Contrary to what the territorial collectivity of Saint-Pierre-et-Miquelon supports, it does not follow from the instruction that by signing on July 18th, 2017 a rider intended to prolong the execution of the contract until January 30th 2017 without any financial compensation for its owner, the parties would have intended to waive the application of the provisions of the CCAG relating to the establishment of a tacit general and definitive counting, mentioned in point 4. However, it follows from the instruction, as well as that it was said in point 5, that the territorial collectivity of Saint-Pierre-et-Miquelon did not notify the company Self Saint-Pierre and Miquelon of general countdown within ten days of the receipt of the draft bill of this society. Thus, a general and definitive account existed as of August 14, 2017, pursuant to the stipulations of GCC Article 13.4.4, even though, the principal contractor sent comments to the company on July 3, 2017 and that the general draft bill of the company did not include the latest monthly draft bill
In those circumstances, the territorial authority can not rely on either the breach of the principle of loyalty in contractual relations or the principle according to which a public person can not be ordered to pay an amount which he must not claim to support the company's claim is seriously questionable.
- It follows from the foregoing that the company Self Saint-Pierre and Miquelon is justified in maintaining, without it being necessary to examine the other pleas of its application for appeal, that it is wrong, by the impugned order of 22 January 2018, the judge of the Administrative Court of Saint-Pierre-et-Miquelon dismissed his request for the conviction of the territorial authority of Saint-Pierre-et-Miquelon to pay him the sum of 247,382 , 87 euros excluding taxes as a provision.
- According to Article 1 of the Decree of 29 March 2013 on combating late payments in public purchase contracts: "The payment period provided for in the first paragraph of Article 37 of the Law of 28 January 2013 referred to above is fixed at thirty (...) ". According to Article 2 (2) of the same decree: "For the payment of the balance of the works contracts subject to the Public Procurement Code, the payment period runs from the date of receipt by the master of the general and definitive statement of accounts drawn up under the conditions laid down in the general conditions of contract applicable to works contracts ". According to Article 7: "Where the sums due to the principal are not paid (...), the creditor is entitled (...) to the payment of the lump sum indemnity for recovery costs (.. .) ". Article 9 provides: "The amount of the fixed compensation for recovery costs is fixed at 40 euros".

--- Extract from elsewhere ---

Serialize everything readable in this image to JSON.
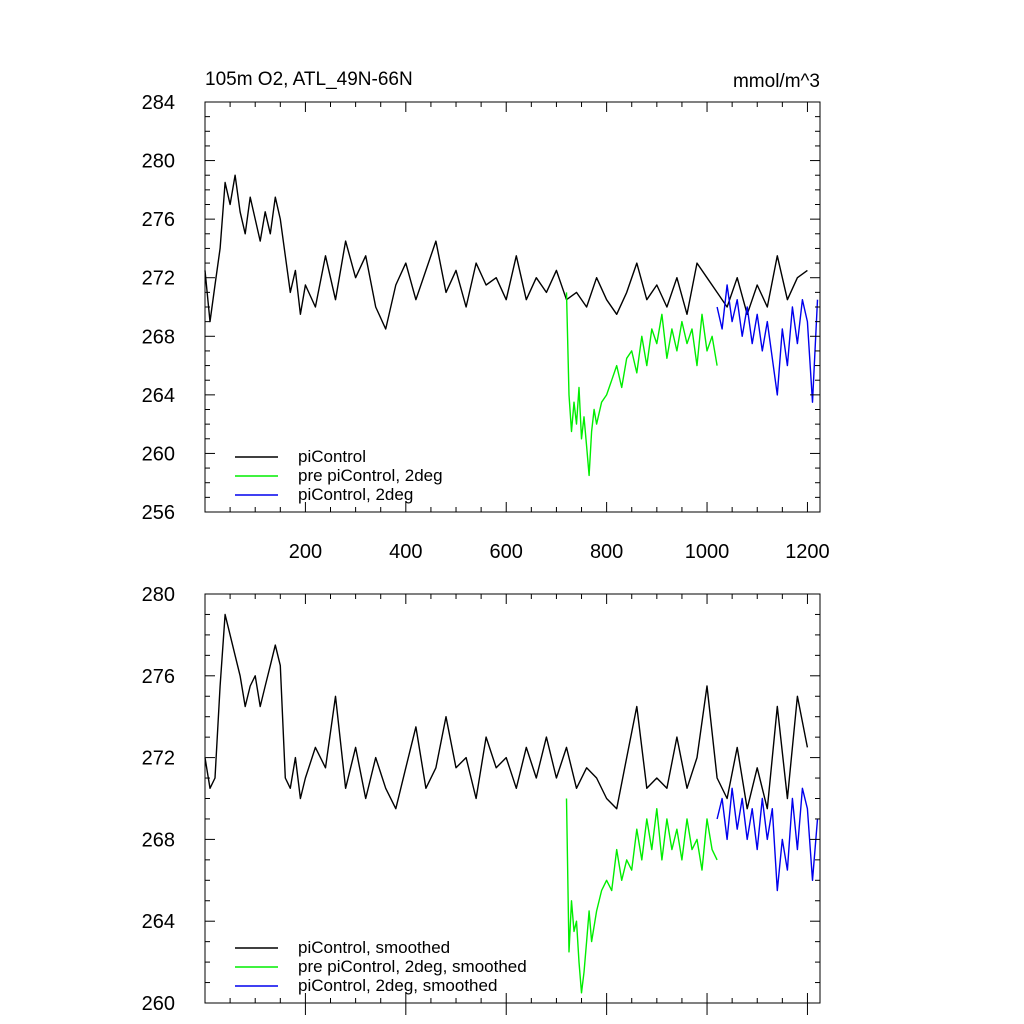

- Pursuant to these provisions, the local authority of Saint-Pierre-et-Miquelon is ordered to pay to the company Self, as a provision, default interest on the sum of 247,382.87 euros excluding taxes as of September 14, 2017 as well as the sum of 40 euros corresponding to the lump sum indemnity for recovery costs.
- It is appropriate, in the circumstances of the case, to charge the territorial authority of Saint-Pierre-et-Miquelon, for the entire procedure, the payment of a sum of 5,000 euros to the company Self Saint-Pierre and Miquelon under Article L. 761-1 code administrative justice. These provisions, however, prevent an amount from being borne by Self Saint-Pierre and Miquelon, which is not the losing party in this case.
Article 1: The order of 2 July 2018 of the judge of the Court of Appeal of the Bordeaux Administrative Court of Appeal and the order of 22 January 2018 of the judge of the Court of Administrative Court of Saint Pierre and Miquelon are annulled.
Article 2: The territorial collectivity of Saint-Pierre-et-Miquelon is condemned to pay Self Saint-Pierre and Miquelon, as a provision, on the one hand, the sum of 247,382.87 euros HT with interests moratoriums from 14 September 2017 and, on the other hand, the sum of 40 euros corresponding to the lump sum recovery indemnity.
Article 3: The local authority of Saint-Pierre-et-Miquelon will pay the sum of 5,000 euros to the company Self Saint-Pierre and Miquelon under article L. 761-1 code administrative justice. The conclusions presented by the local authority in the same way are rejected.
Article 4: This decision will be notified to the company Self Saint-Pierre and Miquelon and the territorial collectivity of Saint-Pierre-et-Miquelon.